His training kicked in and kept him conscious while he felt “every single bone” in his foot being crushed.
The driver was alerted within seconds. But the tires pivoted and ground Dodge’s leg into pulp before the truck finally backed up and freed him. SWAT members applied a tourniquet, which Dodge said saved his life, and rushed him to the hospital.
At Denver Health, a doctor made a wise decision that salvaged the officer’s career. For the first several surgeries, they avoided amputation, though that was a foregone conclusion. In doing so, they spared Dodge an above-the-knee amputation and allowed for one below the knee.

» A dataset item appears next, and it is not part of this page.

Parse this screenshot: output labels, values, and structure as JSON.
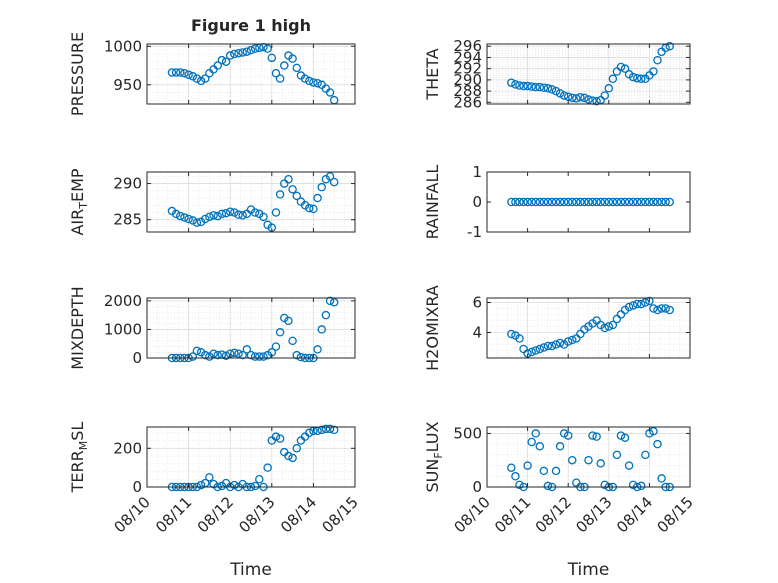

That made a world of difference.
An above-the-knee amputation would mean the loss of mobility and many other things that could destroy a man: It could crater his mental and physical health, independence, and SWAT career.
“When I woke up after the first surgery and they had put my leg back together, I was actually really upset because I knew how badly injured I was,” Dodge said. “In Dr. Mauffrey’s genius, he knew that if he didn’t try to do some type of a salvation at the beginning, there weren’t going to be enough soft tissues that had an opportunity to heal.”

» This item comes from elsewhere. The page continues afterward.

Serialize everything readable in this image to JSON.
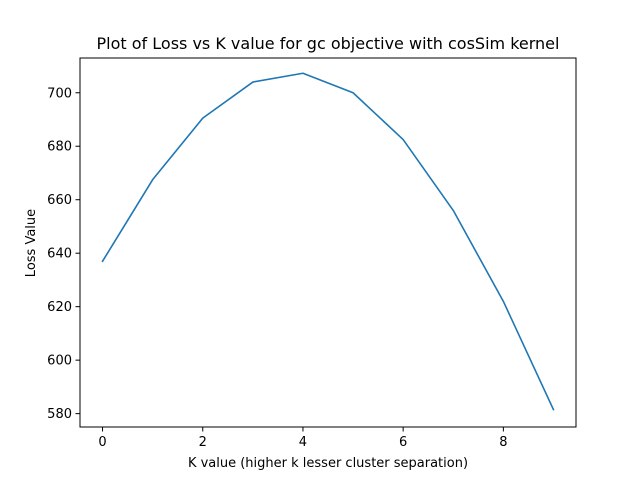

On the fateful day, Dodge had been courageous. The words “comeback” echoed in his mind. Though “dark days” fell upon him as he lay bedridden, Dodge started going back to the gym immediately after his third surgery. In January 2024, he received his prosthetic leg. On May 11, he returned to the team as a fully operational SWAT member.
According to Dodge, the loss of his leg has not affected his performance as a SWAT member.
“It actually, truly has not,” Dodge told The Epoch Times in September.
He passed the team’s “very rigorous” firearms and fitness tests with flying colors and said he’s a better SWAT officer than ever. Also a Brazilian jujitsu black belt, he still rolls on the mat. He’s in the best shape of his life, he said. Former NBA performance coach Steve Hess helped Dodge grasp the key to peak performance: “absolute consistency.”
When not leading ops, saving hostages, and arresting armed suspects, Dodge attends his kids’ lacrosse games and nurtures delicate blooms at home.